5. Consolidation or split-up of administrative cases
To avoid arbitrary application and to be in line with practicality, based on the guidance in Article 7 of Resolution No. 02/2011/NQ-HDTP, Article 35 of the Law on Administrative Procedures 2015 specifies the procedures for consolidation or separation of administrative cases as follows:
- A court may consolidate two or more cases it has separately accepted into a sole case for settlement according to administrative procedures when the following conditions are fully satisfied:
+ Separately accepted cases have the same plaintiff instituting lawsuits over many administrative decisions or acts issued or taken by an agency or organization or a competent person in such agency or organization and are closely related to one another, or separately accepted cases have different plaintiffs instituting lawsuits over the same administrative decision or act;
+ The consolidation of two or more administrative cases into a sole administrative case must ensure the quick, effective and thorough trial and shall be conducted within the time limit for trial preparation.
- A court may split up a case involving different claims into two or more administrative cases for settlement in case an administrative decision over which a lawsuit is instituted is related to many plaintiffs whose interests and obligations are unrelated.
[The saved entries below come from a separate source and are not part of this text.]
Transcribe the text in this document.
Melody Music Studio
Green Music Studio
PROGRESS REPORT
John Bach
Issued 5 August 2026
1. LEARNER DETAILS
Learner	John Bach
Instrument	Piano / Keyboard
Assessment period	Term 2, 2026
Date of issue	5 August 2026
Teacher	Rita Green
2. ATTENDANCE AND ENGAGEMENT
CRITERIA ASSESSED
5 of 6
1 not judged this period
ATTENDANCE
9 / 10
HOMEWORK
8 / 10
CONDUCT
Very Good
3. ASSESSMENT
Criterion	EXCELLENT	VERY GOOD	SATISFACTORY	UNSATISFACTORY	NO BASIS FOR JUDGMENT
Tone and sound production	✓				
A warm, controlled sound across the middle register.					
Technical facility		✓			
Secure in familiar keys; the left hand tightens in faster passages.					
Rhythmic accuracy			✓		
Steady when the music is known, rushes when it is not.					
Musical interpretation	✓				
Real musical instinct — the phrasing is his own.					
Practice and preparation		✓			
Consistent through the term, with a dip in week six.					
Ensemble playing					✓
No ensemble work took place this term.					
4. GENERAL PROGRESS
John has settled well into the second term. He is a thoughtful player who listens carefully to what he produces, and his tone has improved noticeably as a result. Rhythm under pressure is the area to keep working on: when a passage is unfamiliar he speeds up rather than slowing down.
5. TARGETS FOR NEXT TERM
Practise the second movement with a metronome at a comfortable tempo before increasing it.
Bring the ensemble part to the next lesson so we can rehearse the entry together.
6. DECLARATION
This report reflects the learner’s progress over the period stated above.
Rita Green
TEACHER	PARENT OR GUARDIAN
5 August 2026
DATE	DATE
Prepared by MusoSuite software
In summary, compared to the Law on Administrative Procedure 2010, the Law on Administrative Procedures 2015 of Vietnam has made many amendments and supplements related to the jurisdiction of the court in resolving administrative complaints. These amendments and supplements have concretized the provisions of the Constitution 2013, the Law on the Organization of People's Courts 2014, and have addressed difficulties and shortcomings in the process of resolving and adjudicating administrative complaints. They ensure that the court effectively fulfills its assigned functions and tasks, guarantee the feasibility, transparency, publicness, fairness, and convenience of administrative litigation procedures, and facilitate the participants in exercising their rights and obligations. Furthermore, they ensure the consistency and unity of the legal system.